Theory also leads to certain conclusions regarding the distribution of brightness levels, number of nebulae, diameter, etc., as function of distance, which however have not yet been proven.
Up to now none of the cosmological theories has dealt with the problem of the large velocity dispersion in dense clusters, such as the Coma system.
B) Direct influence of existing matter in space on the frequency of light.
Several years ago I already attempted to consider various physical effects such as the Compton effect on stationary or moving electrons in outer space, the Raman effect, etc., to explain the redshift (F. Zwicky, Proc. Nat. Acad. Sci., Vol. 15, p. 773, 1929). It turned out that none of these can play an important role. When considering effects, which have their origin in an immediate spatial interaction between light and matter, it proves impossible to explain the transparency of intergalactic space.
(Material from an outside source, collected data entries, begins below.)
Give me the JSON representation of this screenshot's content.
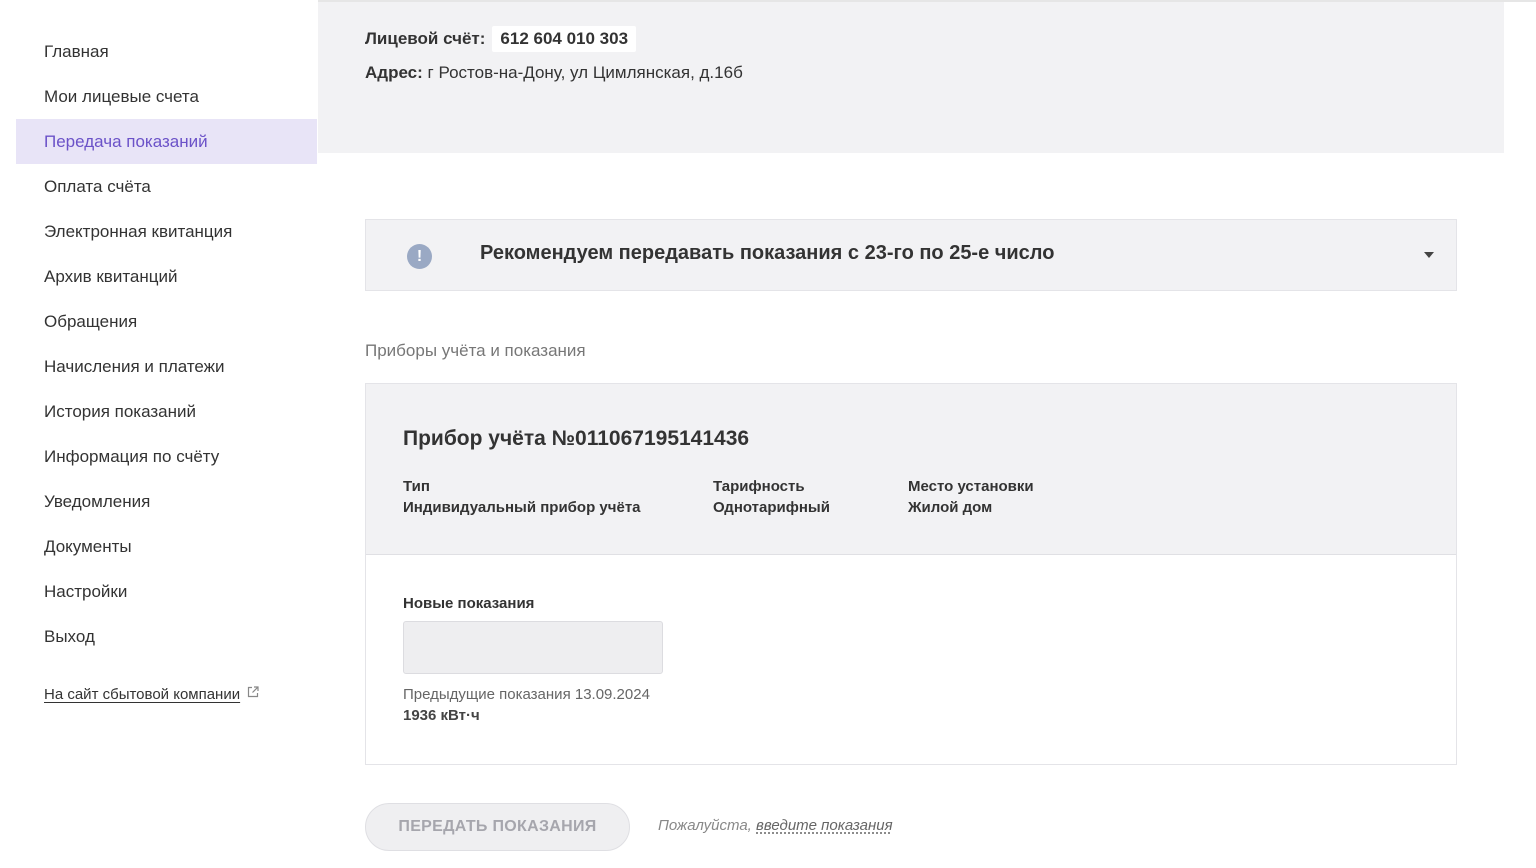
{
  "sidebar": {
    "items": [
      {
        "label": "Главная"
      },
      {
        "label": "Мои лицевые счета"
      },
      {
        "label": "Передача показаний"
      },
      {
        "label": "Оплата счёта"
      },
      {
        "label": "Электронная квитанция"
      },
      {
        "label": "Архив квитанций"
      },
      {
        "label": "Обращения"
      },
      {
        "label": "Начисления и платежи"
      },
      {
        "label": "История показаний"
      },
      {
        "label": "Информация по счёту"
      },
      {
        "label": "Уведомления"
      },
      {
        "label": "Документы"
      },
      {
        "label": "Настройки"
      },
      {
        "label": "Выход"
      }
    ],
    "active_item": "Передача показаний",
    "external_link": "На сайт сбытовой компании",
    "external_link_icon": "external-link-icon"
  },
  "account": {
    "number_label": "Лицевой счёт:",
    "number_value": "612 604 010 303",
    "address_label": "Адрес:",
    "address_value": "г Ростов-на-Дону, ул Цимлянская, д.16б"
  },
  "notice": {
    "icon": "exclamation-circle-icon",
    "text": "Рекомендуем передавать показания с 23-го по 25-е число",
    "caret_icon": "caret-down-icon"
  },
  "meters_section": {
    "title": "Приборы учёта и показания"
  },
  "meter": {
    "title": "Прибор учёта №011067195141436",
    "type_label": "Тип",
    "type_value": "Индивидуальный прибор учёта",
    "tariff_label": "Тарифность",
    "tariff_value": "Однотарифный",
    "location_label": "Место установки",
    "location_value": "Жилой дом",
    "new_readings_label": "Новые показания",
    "new_readings_value": "",
    "previous_label": "Предыдущие показания 13.09.2024",
    "previous_value": "1936 кВт·ч"
  },
  "actions": {
    "submit_label": "ПЕРЕДАТЬ ПОКАЗАНИЯ",
    "hint_prefix": "Пожалуйста,",
    "hint_link": "введите показания"
  },
  "colors": {
    "accent": "#6b52c8",
    "active_bg": "#e8e4f7",
    "panel_bg": "#f2f2f4",
    "notice_icon": "#9aa9c4"
  }
}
However, I had then suggested another possible effect, which however will be barely observable on Earth, but for the existence of which some theoretical reasons can be put forward. According to relativity theory, each photon, or light quantum, of frequency ν can be assigned an inertial as well as gravitational of h ν / c2. Thus, there is an interaction (attraction) between light and matter. If the photon is emitted and absorbed at two different points, P1 and P2, respectively, with identical gravitational potentials, then, on the way from P1 to P2, the photon will lose a certain amount of linear momentum and will release it to matter. That photon becomes redder. This effect could be described as gravitational friction, and is caused essentially by the finite velocity of propagation of gravitational effects. Its strength depends on the mean density of matter, as well as on its distribution. In this case the redshift Δλ / λ not only depends on distance, but also on the the distribution of matter. Studies to prove these conclusions are in progress.
In conclusion it has to be said that none of the currently proposed theories is satisfactory. All have been developed on extremely hypothetical foundations, and none of these has allowed to uncover any new physical relationships.